Thousands of people in France have been falling victim to an increasingly common parcel delivery text scam. We explain what to watch out for and how to avoid it.
What to expect
Firstly, the victim will receive a text advising them of an issue delivering their parcel. It may be ‘stuck at the depot’ or be subject to ‘customs charges’.
The latter may sound particularly plausible for anyone who has ordered goods from the UK post Brexit.
The text message will contain a link that if clicked on, leads to a website that appears to be for courier services.
Fake sites can be very convincing. They may even provide a fictitious tracking number, or a logo resembling a courier service you may be familiar with.
All of this is done in order to convince the person visiting the site to input their details and potentially pay a fee to release their parcel.
But in reality there is no parcel, and/or no fee (or at least, it will not be communicated by text), and the request for payment is a scam.
It happened to me
One victim of the parcel delivery text scam, Jean-Pierre Gindre, received a text about a delivery issue several days after he ordered a speaker online.
"Votre livraison est retenue dans notre centre de distribution. Veuillez suivre les instructions..." (Your delivery is being held at our distribution centre. Please follow the instructions...) it read.
He was told on the website he needed to pay a small sum to 'unblock' his parcel, which he decided to do.
"There was a link I clicked on (...), there was a logo on the site that looked very much like [large courier firm] UPS so I wasn't suspicious because there was nothing obviously wrong,” he told Franceinfo [editor's note: In fact it said 'IPS']. "And it did after all, also give me an order tracking number."
On this occasion, fraudsters only took €2 from his bank account, but he still had to cancel his card to be on the safe side.
How the scam works
By taking small amounts from victims’ accounts, such payments may go unnoticed initially, but could be followed by larger amounts being taken later on.
In fact, fake texts are often sent out at random.
However, a website you placed an order through could have been hacked, allowing criminals access to certain information that might make their attempt appear more plausible.
They might include your name in the text, for example.
Tips for avoiding delivery text scams
- If you can, avoid clicking on any link in unsolicited texts.
- One Connexion reader has suggested hovering your mouse over a link in a strange email without clicking it. This should allow you to see where the link will take you to, so helping you to determine whether or not it is a scam.

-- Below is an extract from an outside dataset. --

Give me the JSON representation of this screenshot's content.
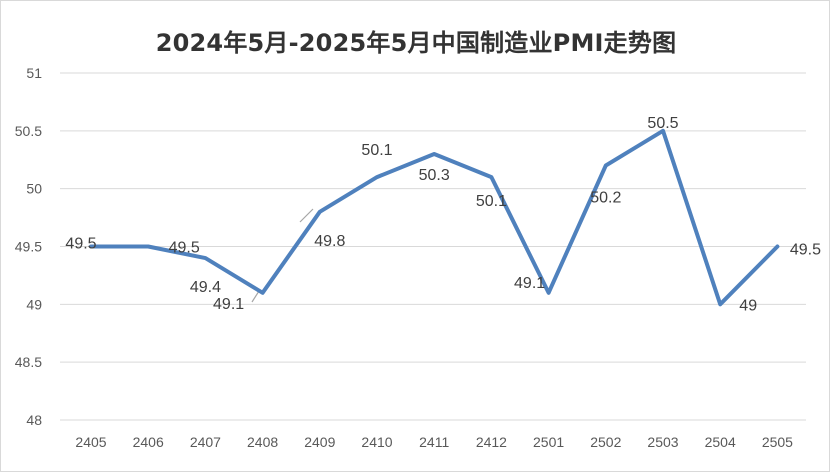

- If you do click on it, pay close attention to the web address of the site you end up on.
- Look out for spelling mistakes in the text or site, which are more common on fraudulent sites.
- The best course of action is to ignore any links, and instead to return to the website that you ordered something from (if this is applicable) and log in to your account, where you should be able to find any delivery updates.
- You can report any suspected scams on this official government website.